A lively children's travel collection introduces readers to modes of transport and everyday scenes from many lands, pairing short descriptive sketches with stereograph-based illustrations. Each vignette focuses on a vehicle or local practice—sledges and winter dwellings in Arctic regions, rickshaws and mountain chairs in Japan, palanquins and unique conveyances in Korea, elephants, bullock carts and camel wagons in South Asia, as well as carriages, troikas, dog-teams, and ox-carts encountered in Europe, Africa, the Americas and the Middle East. Alongside practical detail about construction and use, the pieces offer cultural notes on local customs, landscapes, and landmarks intended to engage young readers' curiosity.
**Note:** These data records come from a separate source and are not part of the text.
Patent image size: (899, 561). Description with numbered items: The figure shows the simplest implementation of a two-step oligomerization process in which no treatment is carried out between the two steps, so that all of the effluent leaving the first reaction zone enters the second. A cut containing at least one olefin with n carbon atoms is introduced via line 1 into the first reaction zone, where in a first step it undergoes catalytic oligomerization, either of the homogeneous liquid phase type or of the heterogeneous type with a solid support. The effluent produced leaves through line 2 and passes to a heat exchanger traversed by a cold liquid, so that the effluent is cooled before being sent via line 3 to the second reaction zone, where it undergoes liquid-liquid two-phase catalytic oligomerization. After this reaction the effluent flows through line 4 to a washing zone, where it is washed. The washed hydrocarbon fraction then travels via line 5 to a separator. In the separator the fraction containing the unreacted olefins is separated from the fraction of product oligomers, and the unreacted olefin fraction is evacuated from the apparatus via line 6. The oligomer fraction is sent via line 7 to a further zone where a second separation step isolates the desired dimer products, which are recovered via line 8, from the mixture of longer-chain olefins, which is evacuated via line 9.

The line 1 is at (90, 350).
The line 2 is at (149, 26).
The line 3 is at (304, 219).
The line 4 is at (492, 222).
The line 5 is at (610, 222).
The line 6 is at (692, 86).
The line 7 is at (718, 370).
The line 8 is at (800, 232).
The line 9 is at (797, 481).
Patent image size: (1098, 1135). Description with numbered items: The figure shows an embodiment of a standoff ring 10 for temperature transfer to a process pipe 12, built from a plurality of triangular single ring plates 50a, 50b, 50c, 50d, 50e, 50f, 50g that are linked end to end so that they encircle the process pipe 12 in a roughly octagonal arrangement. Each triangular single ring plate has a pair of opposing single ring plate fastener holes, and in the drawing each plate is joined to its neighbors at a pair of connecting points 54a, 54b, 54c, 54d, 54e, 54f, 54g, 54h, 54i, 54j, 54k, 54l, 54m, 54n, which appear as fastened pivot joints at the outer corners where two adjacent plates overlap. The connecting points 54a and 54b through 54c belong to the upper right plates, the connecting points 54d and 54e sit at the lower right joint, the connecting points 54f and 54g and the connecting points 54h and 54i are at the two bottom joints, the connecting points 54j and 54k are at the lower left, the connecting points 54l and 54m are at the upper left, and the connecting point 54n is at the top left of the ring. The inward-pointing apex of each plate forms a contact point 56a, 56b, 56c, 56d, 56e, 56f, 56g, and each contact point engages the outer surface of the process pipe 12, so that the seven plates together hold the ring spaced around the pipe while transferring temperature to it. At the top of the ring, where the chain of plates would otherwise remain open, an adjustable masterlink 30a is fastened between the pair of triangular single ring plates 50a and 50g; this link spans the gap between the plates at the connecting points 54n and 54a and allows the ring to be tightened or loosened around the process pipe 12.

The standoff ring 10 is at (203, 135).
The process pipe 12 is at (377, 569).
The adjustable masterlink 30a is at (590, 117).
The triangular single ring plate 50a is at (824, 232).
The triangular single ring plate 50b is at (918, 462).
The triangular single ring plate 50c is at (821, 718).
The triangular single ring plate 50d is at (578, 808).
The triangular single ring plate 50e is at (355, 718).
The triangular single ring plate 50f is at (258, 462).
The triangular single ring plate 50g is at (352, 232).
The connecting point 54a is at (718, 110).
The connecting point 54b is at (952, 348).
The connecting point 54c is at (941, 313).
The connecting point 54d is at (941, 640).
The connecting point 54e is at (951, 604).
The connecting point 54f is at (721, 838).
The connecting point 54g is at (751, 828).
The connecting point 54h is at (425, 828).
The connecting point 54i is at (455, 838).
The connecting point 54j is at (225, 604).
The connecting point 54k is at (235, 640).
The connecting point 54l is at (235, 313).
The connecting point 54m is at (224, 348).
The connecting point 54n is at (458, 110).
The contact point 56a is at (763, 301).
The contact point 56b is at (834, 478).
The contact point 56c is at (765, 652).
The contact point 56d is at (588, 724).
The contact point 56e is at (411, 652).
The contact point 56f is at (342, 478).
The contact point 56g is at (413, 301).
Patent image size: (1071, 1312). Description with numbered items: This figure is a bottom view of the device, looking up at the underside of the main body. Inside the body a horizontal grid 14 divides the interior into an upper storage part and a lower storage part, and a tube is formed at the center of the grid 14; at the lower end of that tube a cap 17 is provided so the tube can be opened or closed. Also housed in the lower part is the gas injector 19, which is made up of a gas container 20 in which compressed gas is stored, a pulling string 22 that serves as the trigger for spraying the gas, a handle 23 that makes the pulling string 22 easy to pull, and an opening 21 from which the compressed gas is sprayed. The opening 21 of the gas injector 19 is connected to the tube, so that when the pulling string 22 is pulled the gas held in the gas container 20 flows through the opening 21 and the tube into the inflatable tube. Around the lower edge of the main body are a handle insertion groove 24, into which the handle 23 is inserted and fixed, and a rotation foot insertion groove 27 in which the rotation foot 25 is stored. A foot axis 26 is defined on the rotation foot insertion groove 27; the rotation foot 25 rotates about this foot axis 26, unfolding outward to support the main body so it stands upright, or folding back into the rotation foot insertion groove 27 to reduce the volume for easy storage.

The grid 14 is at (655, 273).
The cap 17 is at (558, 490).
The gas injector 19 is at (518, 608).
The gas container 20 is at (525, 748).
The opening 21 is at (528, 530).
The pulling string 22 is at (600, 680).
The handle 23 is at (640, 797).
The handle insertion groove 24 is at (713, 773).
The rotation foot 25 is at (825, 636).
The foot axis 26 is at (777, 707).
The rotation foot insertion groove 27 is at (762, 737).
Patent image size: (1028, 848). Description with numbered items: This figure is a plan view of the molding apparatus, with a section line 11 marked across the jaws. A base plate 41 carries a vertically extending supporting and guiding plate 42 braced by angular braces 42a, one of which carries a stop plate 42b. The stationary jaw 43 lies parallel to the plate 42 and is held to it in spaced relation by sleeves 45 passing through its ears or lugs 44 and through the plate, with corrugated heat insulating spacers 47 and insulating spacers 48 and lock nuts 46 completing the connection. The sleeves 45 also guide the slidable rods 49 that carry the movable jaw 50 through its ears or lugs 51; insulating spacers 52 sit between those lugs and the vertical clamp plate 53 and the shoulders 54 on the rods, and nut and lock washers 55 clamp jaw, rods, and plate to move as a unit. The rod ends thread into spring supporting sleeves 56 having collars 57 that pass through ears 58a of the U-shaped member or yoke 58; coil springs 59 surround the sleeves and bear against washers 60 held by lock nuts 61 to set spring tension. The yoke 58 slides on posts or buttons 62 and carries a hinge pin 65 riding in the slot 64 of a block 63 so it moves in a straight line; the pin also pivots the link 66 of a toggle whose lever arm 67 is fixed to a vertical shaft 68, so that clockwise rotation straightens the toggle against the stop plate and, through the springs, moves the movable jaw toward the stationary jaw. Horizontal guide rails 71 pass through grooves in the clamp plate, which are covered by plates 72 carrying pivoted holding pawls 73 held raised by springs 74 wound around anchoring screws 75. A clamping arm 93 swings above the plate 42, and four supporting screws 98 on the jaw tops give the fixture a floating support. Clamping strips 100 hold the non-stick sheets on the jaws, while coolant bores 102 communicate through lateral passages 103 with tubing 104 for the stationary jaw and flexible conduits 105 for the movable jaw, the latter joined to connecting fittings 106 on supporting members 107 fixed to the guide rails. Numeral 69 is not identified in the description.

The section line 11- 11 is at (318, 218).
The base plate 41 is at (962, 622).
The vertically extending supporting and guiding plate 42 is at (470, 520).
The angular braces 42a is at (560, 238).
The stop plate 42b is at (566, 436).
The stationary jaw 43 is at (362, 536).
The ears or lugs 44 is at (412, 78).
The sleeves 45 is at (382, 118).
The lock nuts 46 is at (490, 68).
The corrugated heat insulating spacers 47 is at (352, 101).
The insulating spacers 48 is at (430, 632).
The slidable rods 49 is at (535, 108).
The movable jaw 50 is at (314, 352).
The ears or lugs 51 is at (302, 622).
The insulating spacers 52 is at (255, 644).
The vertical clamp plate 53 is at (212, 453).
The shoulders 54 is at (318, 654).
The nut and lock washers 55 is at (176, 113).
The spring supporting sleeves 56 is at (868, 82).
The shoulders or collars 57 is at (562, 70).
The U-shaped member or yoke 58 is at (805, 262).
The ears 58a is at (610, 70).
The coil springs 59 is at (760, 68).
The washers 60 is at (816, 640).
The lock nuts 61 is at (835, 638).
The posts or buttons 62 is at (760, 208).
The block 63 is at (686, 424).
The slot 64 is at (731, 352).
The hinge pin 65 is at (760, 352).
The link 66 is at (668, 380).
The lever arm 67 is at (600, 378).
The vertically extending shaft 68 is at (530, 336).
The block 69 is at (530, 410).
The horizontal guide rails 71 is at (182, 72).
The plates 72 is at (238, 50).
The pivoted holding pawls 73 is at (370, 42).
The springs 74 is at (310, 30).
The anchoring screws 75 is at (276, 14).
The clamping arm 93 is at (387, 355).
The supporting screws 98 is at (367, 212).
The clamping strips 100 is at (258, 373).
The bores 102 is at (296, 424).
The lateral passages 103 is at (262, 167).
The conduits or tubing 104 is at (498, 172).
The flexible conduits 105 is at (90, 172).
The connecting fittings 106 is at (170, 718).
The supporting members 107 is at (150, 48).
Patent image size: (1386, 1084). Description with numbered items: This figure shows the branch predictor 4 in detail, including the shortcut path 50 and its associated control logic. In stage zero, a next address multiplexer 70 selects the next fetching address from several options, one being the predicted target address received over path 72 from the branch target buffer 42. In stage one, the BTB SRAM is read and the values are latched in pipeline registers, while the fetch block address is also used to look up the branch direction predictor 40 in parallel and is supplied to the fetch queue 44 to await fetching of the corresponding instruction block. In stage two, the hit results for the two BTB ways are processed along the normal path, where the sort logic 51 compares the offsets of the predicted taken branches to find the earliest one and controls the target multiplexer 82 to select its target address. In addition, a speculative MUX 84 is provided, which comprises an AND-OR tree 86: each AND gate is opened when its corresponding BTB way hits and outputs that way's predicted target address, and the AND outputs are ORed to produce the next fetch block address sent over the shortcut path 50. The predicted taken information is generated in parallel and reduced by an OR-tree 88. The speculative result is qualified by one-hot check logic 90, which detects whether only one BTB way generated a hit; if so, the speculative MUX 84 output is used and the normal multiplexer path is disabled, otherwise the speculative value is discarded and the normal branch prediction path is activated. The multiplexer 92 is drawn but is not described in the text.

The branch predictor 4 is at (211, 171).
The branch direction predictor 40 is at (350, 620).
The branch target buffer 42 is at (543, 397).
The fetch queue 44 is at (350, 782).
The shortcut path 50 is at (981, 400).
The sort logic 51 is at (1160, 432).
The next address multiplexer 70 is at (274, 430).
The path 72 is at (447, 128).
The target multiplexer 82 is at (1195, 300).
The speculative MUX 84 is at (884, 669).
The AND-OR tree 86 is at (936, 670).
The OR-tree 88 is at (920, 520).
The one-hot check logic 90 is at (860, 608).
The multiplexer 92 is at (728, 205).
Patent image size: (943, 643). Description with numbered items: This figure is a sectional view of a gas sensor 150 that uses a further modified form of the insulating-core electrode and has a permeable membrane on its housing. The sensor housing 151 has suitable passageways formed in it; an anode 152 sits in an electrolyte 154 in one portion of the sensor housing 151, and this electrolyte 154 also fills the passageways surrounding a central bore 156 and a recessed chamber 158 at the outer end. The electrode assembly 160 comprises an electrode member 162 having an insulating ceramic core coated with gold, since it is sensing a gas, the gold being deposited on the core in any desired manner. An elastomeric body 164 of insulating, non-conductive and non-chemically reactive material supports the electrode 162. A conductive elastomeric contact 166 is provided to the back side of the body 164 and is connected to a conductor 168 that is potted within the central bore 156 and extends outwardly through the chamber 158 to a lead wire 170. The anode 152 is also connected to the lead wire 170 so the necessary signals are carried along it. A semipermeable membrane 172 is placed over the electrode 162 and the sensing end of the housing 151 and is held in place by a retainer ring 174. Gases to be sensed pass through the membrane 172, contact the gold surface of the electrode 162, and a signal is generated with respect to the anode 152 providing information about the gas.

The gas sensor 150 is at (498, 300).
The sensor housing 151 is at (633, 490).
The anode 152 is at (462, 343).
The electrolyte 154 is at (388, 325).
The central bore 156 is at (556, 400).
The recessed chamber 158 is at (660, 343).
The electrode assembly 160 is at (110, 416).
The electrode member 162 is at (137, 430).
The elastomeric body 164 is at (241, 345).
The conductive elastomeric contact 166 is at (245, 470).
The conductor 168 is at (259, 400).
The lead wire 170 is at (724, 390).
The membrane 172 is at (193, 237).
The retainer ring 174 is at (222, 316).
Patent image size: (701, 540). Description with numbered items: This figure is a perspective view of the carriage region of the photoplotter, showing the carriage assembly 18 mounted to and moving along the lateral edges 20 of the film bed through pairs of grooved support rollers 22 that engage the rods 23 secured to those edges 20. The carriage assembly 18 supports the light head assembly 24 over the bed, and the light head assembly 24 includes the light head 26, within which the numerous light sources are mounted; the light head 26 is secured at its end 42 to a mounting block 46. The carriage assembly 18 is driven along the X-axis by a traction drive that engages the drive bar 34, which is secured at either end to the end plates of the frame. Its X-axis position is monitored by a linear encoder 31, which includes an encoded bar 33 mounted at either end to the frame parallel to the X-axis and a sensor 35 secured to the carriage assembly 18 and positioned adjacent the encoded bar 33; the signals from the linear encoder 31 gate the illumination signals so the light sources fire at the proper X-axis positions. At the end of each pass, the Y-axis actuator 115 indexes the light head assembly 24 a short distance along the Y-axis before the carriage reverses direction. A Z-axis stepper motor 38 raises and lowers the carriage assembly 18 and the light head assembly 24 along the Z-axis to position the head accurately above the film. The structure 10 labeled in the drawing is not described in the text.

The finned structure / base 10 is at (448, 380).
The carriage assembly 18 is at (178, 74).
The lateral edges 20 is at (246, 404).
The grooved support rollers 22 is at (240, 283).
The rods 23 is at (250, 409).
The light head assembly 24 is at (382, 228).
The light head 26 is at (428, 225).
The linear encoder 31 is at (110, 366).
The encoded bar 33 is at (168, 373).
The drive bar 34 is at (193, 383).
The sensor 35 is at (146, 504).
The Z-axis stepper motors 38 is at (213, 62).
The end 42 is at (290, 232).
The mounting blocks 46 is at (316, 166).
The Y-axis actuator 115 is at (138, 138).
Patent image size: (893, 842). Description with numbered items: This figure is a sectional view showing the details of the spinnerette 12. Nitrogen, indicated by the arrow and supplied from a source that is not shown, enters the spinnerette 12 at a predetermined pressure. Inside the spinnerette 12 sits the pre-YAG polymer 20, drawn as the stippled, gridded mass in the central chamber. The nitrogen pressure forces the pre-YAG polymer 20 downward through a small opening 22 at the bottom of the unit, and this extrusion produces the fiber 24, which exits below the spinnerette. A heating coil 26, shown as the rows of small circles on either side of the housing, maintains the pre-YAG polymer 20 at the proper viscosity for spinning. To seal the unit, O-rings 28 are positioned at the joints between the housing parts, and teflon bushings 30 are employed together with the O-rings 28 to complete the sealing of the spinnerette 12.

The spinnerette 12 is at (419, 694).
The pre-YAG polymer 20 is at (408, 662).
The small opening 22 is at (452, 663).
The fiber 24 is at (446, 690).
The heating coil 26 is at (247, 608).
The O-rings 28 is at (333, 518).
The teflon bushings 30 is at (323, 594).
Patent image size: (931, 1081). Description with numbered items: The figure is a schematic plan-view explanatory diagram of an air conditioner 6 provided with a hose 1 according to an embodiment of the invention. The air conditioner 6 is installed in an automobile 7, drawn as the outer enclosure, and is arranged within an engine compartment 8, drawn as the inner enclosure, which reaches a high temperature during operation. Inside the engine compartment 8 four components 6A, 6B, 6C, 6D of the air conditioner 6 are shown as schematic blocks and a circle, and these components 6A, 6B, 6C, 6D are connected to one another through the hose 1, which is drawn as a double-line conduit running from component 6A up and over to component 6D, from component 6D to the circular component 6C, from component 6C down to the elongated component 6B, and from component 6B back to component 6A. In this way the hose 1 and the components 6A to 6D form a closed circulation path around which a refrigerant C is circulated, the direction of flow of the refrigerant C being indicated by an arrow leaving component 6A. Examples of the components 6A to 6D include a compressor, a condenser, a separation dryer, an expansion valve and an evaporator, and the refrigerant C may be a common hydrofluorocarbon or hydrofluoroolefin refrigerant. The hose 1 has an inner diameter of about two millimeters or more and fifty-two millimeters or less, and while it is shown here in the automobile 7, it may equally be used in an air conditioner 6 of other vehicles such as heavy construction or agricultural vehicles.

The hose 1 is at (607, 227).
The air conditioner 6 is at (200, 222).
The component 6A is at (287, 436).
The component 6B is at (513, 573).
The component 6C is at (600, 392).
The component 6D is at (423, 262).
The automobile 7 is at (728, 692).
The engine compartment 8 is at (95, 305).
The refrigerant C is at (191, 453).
A KOREAN LADY IN HER PALANQUIN

If we were in Seoul, we could not see this lady in the palanquin, because the curtains would be closely shut.

The Korean ladies of the higher classes are seldom seen by anyone outside of their households, and the middle-class women, if they have to walk on the street, have a peculiar garment, with long, loose sleeves, which they put over their heads. The sleeves hang down, looking like a curious kind of ears, and the cloak is held closely before the face so that it cannot be seen.

Would you like to take a walk through the streets of Seoul, and see the crowds of strangely dressed people, the many one-storied houses and the booths? Perhaps we should meet the water-coolie who goes about all day carrying water to anyone who wants it. He has a queer way of carrying it, too: a long pole is fastened cross-wise on his shoulders by straps going under and around his arms. From this pole hang two buckets or pails.

There are many beautiful palaces in Seoul, with pretty little lakes and ponds in the gardens. Some of these lakes are covered with lotus flowers, and there is usually a tiny island in the centre with a tree on it, under which one can sit and enjoy the pretty garden. One of the very interesting things to see in Seoul is an old, old marble pagoda which has been built so long that the people cannot remember who built it.

Korean Lady and Maid, in the Streets of Seoul, Korea. (The Curtain is seldom raised.)